Upon my last report on fuel mileage and CNG pricing, diesel was spiking somewhere around $4.00 per gallon here in California. Shortly thereafter, the price of diesel began its downward spiral to record low prices not seen in years. In doing so, I will be the first to admit that some of the fuel savings I was seeing from having natural gas instead of diesel as my fuel source started to diminish. When diesel hit its lowest point, the price gap between the two fuels was pretty much at dead even. The rapid decrease in diesel price, caused by decreased demand and increased supply of crude, happened so fast that natural gas prices were left running to catch up.
Being a domestically produced fuel, natural gas is not as susceptible to these outside factors that lead to the rapid changes in diesel prices. This decreased vulnerability can be a good thing when diesel fuel is spiking, but it can also leave you wondering, “What’s going on here?” when diesel falls and natural gas stays its typically steady course. I had always boasted to others that I was able to pay around $2.21 per GGE (Gas Gallon Equivalent) here in California, which works out to about $2.48 per DGE (Diesel Gallon Equivalent), during the first year of driving this truck. Running just above a 5mpg average running locally, when the diesel prices hit record lows, it began to blur the line between pump prices for CNG and operating efficiency.

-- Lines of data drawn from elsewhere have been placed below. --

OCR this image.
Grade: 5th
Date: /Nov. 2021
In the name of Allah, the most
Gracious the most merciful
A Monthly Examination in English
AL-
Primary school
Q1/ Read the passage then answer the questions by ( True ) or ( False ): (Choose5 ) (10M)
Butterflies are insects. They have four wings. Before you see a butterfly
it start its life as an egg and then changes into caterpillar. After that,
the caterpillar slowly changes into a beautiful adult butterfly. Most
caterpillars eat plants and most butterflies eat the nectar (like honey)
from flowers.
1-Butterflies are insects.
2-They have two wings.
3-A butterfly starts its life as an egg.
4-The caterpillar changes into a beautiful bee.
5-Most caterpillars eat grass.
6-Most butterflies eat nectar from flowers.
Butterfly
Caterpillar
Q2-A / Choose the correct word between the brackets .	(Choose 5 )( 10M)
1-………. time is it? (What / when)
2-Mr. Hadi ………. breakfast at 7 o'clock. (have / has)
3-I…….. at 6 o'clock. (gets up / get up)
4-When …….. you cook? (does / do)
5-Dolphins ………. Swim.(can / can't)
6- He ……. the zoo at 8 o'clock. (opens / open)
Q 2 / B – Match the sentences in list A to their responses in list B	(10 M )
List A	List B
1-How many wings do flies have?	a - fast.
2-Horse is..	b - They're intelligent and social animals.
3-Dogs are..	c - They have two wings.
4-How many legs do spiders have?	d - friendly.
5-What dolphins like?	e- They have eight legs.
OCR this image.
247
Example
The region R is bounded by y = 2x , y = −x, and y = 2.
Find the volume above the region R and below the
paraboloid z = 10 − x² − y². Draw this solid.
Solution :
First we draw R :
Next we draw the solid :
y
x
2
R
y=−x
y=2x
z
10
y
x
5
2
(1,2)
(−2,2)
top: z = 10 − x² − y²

Now that diesel has began its slow, but steady climb back up to where we all knew it would return eventually, natural gas has started to catch up in its own way. A slow but steady decrease in natural gas prices in my area has pump prices weighing in around $1.85 per GGE, or around $2.07 per DGE. Now that I have been operating for a year, I am beginning to see operating efficiency of 5.62mpg and gaining towards the 6mpg mark at a steady pace. Working in all these factors, along with the average pump price of diesel in my area of $3.16 (up another 5 cents from a week ago according to http://www.eia.gov/petroleum/gasdiesel/), it appears that it is still a profitable decision to operate one of these CNG trucks in a market where others running diesel trucks are lucky to see 7mpg (on paper). Of course, as the pricing gap between diesel and natural gas narrows, one must take into consideration the increase in payback period for the upcharge on running natural gas. Other factors to consider are the availability of grants and tax credits towards the purchase and use of these types of vehicles, which can drastically reduce payback period and help maximize the price advantage of natural gas even faster. Basic rule of thumb for any truck though, with CNG being no different…The more you run it, the quicker it’ll pay for itself.